Venue: The Fuqua School of Business, Duke University, 1 Towerview Drive, Durham, NC 27708-0120
Presentation
What Do People In Different Income Groups Buy When They Do Not Buy Fruits And Vegetables?
Extant research indicates that a diet high in fruits and vegetables is beneficial to weight management and associated with decreased risk for numerous chronic diseases. Hence, the U.S. Department of Health and Human Services (HHS) strongly recommends at least 2 daily servings of fruit and 3 daily servings of vegetables for the average person. However, a recent report released by the Centers for Disease Control & Prevention in March, 2007 stated that less than one-third of the population was meeting this goal. The report called for a sustained and effective public health response, including 'identification of barriers to eating more fruits and vegetables.'
While the high price of fruits and vegetables relative to that of less-healthy foods may play a role in consumer choices, it should be noted that food expenditure as a share of disposable income in the U.S. is steadily declining over time. This raises the question -- what do households spend money on when they economize on purchase of fruits and vegetables (F&V). We currently have funding for a pilot study (to be completed by summer, 2008) which will use Consumer Expenditure Survey (CEX) data for 2002 to help address this question. This will pave the way for a more comprehensive study with multiple waves of the CEX.

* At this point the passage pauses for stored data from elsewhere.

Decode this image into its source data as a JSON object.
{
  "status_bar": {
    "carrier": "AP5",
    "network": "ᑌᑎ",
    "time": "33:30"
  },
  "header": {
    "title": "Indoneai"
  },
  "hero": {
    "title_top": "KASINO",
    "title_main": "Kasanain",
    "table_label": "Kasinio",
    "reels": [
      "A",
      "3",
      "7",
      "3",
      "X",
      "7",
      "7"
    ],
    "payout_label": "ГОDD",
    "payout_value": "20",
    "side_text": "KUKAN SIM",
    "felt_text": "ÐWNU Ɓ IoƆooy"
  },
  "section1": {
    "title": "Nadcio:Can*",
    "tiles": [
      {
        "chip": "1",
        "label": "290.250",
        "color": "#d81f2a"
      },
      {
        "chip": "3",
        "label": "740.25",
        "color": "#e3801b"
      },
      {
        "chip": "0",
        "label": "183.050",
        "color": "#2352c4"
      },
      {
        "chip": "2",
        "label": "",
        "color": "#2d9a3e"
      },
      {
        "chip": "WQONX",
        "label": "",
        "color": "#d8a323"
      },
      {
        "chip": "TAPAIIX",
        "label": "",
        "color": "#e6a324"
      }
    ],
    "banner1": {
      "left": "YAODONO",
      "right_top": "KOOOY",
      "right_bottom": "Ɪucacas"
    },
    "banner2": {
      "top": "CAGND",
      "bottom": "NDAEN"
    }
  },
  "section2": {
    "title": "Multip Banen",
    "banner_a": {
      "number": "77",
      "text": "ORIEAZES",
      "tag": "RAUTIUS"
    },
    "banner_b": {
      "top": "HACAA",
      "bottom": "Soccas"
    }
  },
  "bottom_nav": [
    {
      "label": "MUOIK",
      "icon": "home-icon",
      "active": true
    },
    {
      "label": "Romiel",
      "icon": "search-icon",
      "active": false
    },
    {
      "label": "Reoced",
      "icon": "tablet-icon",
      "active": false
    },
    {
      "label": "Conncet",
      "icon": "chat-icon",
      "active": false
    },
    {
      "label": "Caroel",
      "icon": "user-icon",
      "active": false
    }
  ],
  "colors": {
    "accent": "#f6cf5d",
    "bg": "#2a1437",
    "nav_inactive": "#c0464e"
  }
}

The CEX is a national probability sample. Participating households complete two consecutive weekly detailed purchase diaries of all expenditures, as well as a household characteristics questionnaire. The timing of the weekly diaries is distributed quite evenly over the calendar year. In the 2002 CEX, 15,680 weekly diaries are reported by more than 7,800 households. The expenditure diary asks household to report daily expenditures over the week on about 100 individual food items, allowing us to identify expenditures on F&V.
We will divide households in the dataset into four groups based on per-capita-income quartiles, and investigate the following questions:
How much variation is there in expenditure on F&V within each income quartile? What socioeconomic and demographic characteristics other than income are associated with such expenditure, and do these associations differ across the quartiles?
Our question of main interest - within each income quartile, how do expenditures on other items relate to expenditure on F&V? Specifically, what are the items on which more money is spent for every dollar less spent on F&V? Tentatively, our list of 'other items' will include other food purchases, alcohol, tobacco, fast food/restaurant meals, mortgage and rent, utilities, insurance, vehicle and transportation related costs, health and medical expenditures, home improvements, entertainment, child-care, apparel, home furnishing & appliances, other household products, alimony/child support, loan-repayment, and investments/savings.
We do not anticipate establishing any direction of causality between spending on F&V and spending on other items. Our primary aim is to provide extensive information on the household characteristics and budget allocations of those who expend less money on F&V than their peers within the same income quartile, thus providing a knowledge base that will facilitate future research on barriers to purchase of F&V.